Radicali liberi e stress ossidativo (ROS)
Durante la produzione di energia, i mitocondri generano naturalmente specie reattive dell’ossigeno (ROS): quando però la loro produzione supera la capacità antiossidante della cellula, si instaurano danni a lipidi, proteine e al DNA, incluso quello mitocondriale.
Secondo una delle teorie più accreditate dell’aging, l’accumulo progressivo di danni indotti dai ROS contribuisce in modo significativo all’invecchiamento. La disfunzione mitocondriale porta a una maggiore produzione di ROS e a una ridotta capacità di difesa antiossidante, creando un circolo vizioso di danno cellulare e invecchiamento.
Danno al DNA mitocondriale (mtDNA)
Il DNA mitocondriale è particolarmente vulnerabile ai radicali liberi. L’accumulo di mutazioni nel mtDNA compromette ulteriormente la funzione mitocondriale, accelerando il declino cellulare.
Mitofagia
Le cellule dispongono di un sistema di controllo della qualità chiamato mitofagia, che consente di eliminare i mitocondri danneggiati. Con l’età, l’efficienza di questo processo si riduce, favorendo l’accumulo di mitocondri disfunzionali e contribuendo alla progressione dell’invecchiamento.

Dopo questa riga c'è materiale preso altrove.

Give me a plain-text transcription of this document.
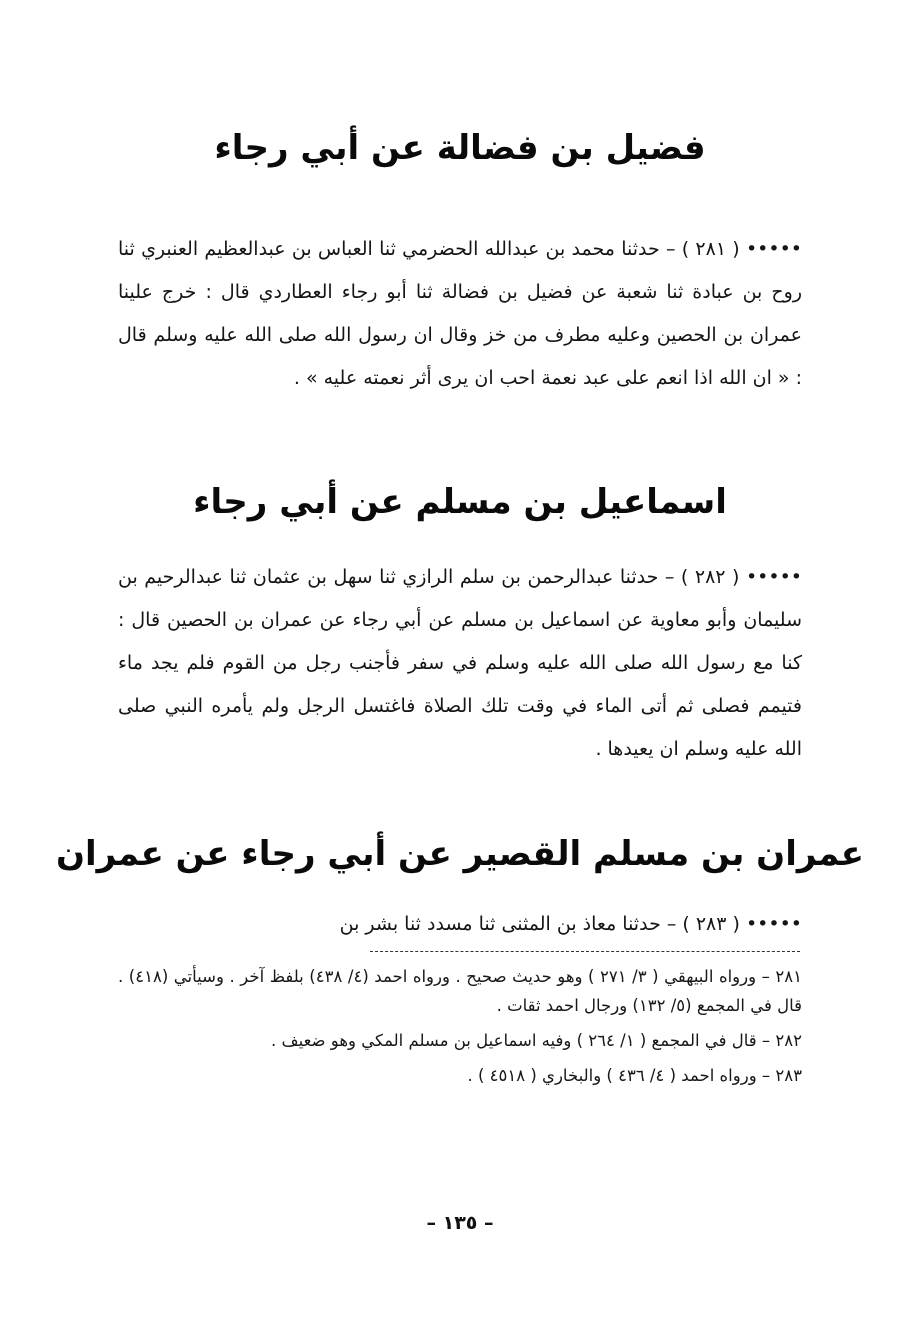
فضيل بن فضالة عن أبي رجاء

••••• ( ٢٨١ ) – حدثنا محمد بن عبدالله الحضرمي ثنا العباس بن عبدالعظيم العنبري ثنا روح بن عبادة ثنا شعبة عن فضيل بن فضالة ثنا أبو رجاء العطاردي قال : خرج علينا عمران بن الحصين وعليه مطرف من خز وقال ان رسول الله صلى الله عليه وسلم قال : « ان الله اذا انعم على عبد نعمة احب ان يرى أثر نعمته عليه » .

اسماعيل بن مسلم عن أبي رجاء

••••• ( ٢٨٢ ) – حدثنا عبدالرحمن بن سلم الرازي ثنا سهل بن عثمان ثنا عبدالرحيم بن سليمان وأبو معاوية عن اسماعيل بن مسلم عن أبي رجاء عن عمران بن الحصين قال : كنا مع رسول الله صلى الله عليه وسلم في سفر فأجنب رجل من القوم فلم يجد ماء فتيمم فصلى ثم أتى الماء في وقت تلك الصلاة فاغتسل الرجل ولم يأمره النبي صلى الله عليه وسلم ان يعيدها .

عمران بن مسلم القصير عن أبي رجاء عن عمران

••••• ( ٢٨٣ ) – حدثنا معاذ بن المثنى ثنا مسدد ثنا بشر بن

٢٨١ – ورواه البيهقي ( ٣/ ٢٧١ ) وهو حديث صحيح . ورواه احمد (٤/ ٤٣٨) بلفظ آخر . وسيأتي (٤١٨) . قال في المجمع (٥/ ١٣٢) ورجال احمد ثقات .

٢٨٢ – قال في المجمع ( ١/ ٢٦٤ ) وفيه اسماعيل بن مسلم المكي وهو ضعيف .

٢٨٣ – ورواه احمد ( ٤/ ٤٣٦ ) والبخاري ( ٤٥١٨ ) .

– ١٣٥ –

La compromissione della funzione mitocondriale è associata a numerose condizioni croniche e degenerative, tra cui diabete, perdita di massa e forza muscolare (sarcopenia), malattia di Alzheimer e fibromialgia. In menopausa, questi processi possono essere amplificati dai cambiamenti ormonali, contribuendo a stanchezza cronica, riduzione della massa muscolare, aumento dell’infiammazione e peggioramento della qualità della vita.

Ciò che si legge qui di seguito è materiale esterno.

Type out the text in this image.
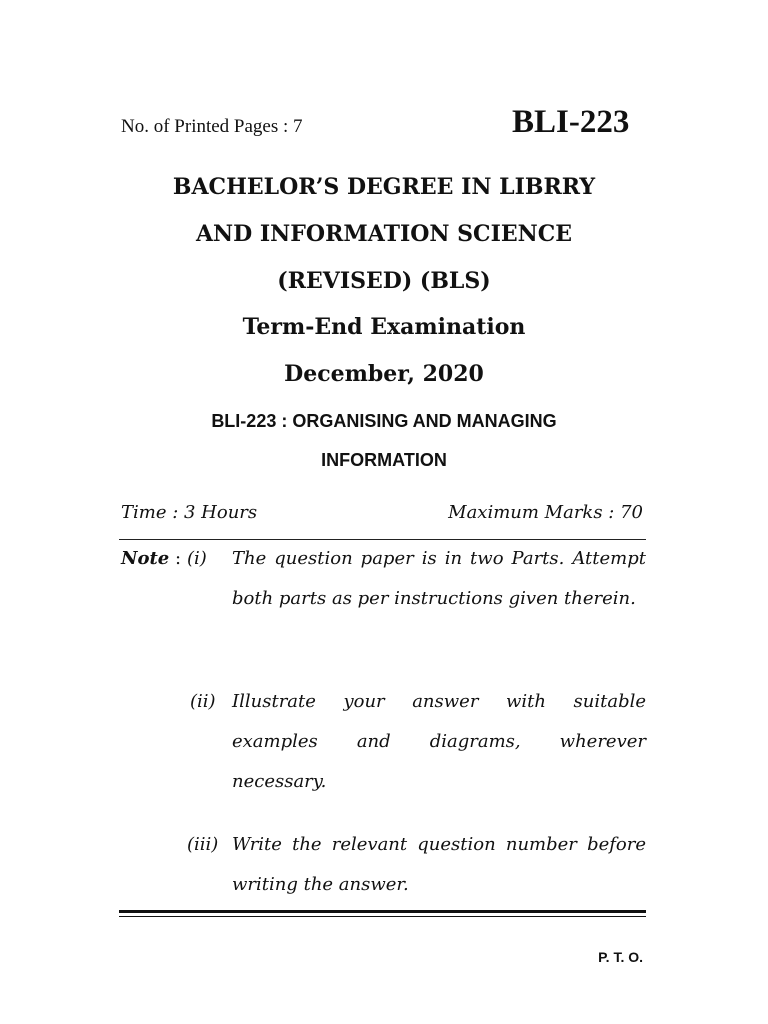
No. of Printed Pages : 7	BLI-223
BACHELOR’S DEGREE IN LIBRRY
AND INFORMATION SCIENCE
(REVISED) (BLS)
Term-End Examination
December, 2020
BLI-223 : ORGANISING AND MANAGING
INFORMATION
Time : 3 Hours	Maximum Marks : 70
Note : (i) The question paper is in two Parts. Attempt both parts as per instructions given therein.
(ii) Illustrate your answer with suitable examples and diagrams, wherever necessary.
(iii) Write the relevant question number before writing the answer.
P. T. O.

Cosa dicono gli esperti: prospettive future e interventi possibili
Gli studi sulla longevity indicano nei mitocondri il centro dei meccanismi della senescenza, dall’instabilità genomica all’accorciamento dei telomeri, dall’infiammazione cronica all’invecchiamento cellulare.
Le ricerche più recenti stanno esplorando strategie innovative come il trasferimento e il trapianto mitocondriale, con l’obiettivo di ripristinare la funzione cellulare e la vitalità di tessuti e organi invecchiati, ma ad oggi, non è ancora chiaro se queste tecniche di bioingegneria possano invertire completamente gli effetti dell’invecchiamento.Esistono però una valida strategia concreta per sostenere la salute mitocondriale: un’alimentazione equilibrata, ricca di nutrienti e antiossidanti, insieme a un’attività fisica regolare, contribuisce a mantenere i mitocondri più efficienti.